I was told I would have to be referred to them through my GP, I was a bit shocked as I need to speak to someone about my mental health. It's good job it's not more serious, as I can see how some people might fall through the cracks if they don't have time to go to their GP, or they are not in the right mental state to organise to see a GP and then wait for an appointment with a psychologist .

So I phoned my doctors surgery, the woman asked for my details, sounded confused and asked me to hold. Some Annoying Spanish flamenco dancing music came on, which kind of made me want to salsa around the living room (that's Spanish too right?) but I resisted the urge. 5 minutes later when I was just about to sing to myself to drown out the flamenco/salsa music the receptionist came back on the line and told me that my account is inactive. I asked her what that meant, and she explained that because I hadn't been in over a year I have to go back in and re register, filling in all of the paperwork before I can make an appointment to see my GP. I explained to her that I want to be referred to the mental health team, so I'm not phoning about some little cold I've got, but she said sorry but I have to re register.
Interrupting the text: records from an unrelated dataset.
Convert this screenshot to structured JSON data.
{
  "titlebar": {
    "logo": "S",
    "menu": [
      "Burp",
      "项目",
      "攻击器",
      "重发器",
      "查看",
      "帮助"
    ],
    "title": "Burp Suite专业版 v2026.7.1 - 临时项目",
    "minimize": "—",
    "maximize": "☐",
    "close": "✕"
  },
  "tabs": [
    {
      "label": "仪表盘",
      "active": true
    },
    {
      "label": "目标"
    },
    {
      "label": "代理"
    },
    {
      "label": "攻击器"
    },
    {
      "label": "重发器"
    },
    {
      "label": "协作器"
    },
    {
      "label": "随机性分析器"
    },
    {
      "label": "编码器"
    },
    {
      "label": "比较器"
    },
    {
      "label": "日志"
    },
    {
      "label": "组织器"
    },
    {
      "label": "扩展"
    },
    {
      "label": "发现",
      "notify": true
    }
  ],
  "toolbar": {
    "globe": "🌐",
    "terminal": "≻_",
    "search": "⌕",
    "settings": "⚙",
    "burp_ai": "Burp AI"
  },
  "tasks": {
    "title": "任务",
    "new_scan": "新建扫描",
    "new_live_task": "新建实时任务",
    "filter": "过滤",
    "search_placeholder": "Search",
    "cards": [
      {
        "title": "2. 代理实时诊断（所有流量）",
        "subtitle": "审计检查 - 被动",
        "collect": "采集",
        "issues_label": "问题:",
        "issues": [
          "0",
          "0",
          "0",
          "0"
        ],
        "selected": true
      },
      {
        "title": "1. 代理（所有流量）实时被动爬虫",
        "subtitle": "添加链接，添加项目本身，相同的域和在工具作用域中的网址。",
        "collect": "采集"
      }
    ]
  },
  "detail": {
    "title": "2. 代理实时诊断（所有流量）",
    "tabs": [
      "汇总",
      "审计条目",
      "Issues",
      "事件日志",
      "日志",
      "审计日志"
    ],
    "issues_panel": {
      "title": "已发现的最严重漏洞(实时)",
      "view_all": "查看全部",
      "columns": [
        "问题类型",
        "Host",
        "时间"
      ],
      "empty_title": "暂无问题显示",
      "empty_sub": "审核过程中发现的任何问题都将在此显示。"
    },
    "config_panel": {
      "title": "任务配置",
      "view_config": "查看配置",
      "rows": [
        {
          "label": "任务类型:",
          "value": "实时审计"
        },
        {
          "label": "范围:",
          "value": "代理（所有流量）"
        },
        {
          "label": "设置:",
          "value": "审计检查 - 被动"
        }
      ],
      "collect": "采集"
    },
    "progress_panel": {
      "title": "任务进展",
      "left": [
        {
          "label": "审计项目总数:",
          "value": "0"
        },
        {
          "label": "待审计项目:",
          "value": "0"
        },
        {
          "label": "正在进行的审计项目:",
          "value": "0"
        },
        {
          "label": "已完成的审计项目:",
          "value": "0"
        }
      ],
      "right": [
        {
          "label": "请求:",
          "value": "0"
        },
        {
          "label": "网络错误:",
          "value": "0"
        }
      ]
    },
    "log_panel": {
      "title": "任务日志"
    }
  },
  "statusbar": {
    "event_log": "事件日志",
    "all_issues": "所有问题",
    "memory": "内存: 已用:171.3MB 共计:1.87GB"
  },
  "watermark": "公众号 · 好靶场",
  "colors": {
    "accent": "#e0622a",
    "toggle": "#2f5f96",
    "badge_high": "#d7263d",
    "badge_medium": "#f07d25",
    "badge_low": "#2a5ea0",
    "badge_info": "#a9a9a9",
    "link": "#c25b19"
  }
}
I told her that was ridiculous and asked if I book an appointment then don't go in for another year would I have to re register again and she said yes! What a joke so I guess at least once a year I have to go to my GP, waste his time to tell him that I feel fine just to stay on the bloody system. I felt like I couldn't be bothered which is dangerous for someone with a history of depression, I will battle through but how many others would? It makes me glad that tomorrow I am going to a meeting for people looking to volunteer with the Samaritans, to help those that otherwise may have fallen through the cracks because there was nowhere else for them to turn.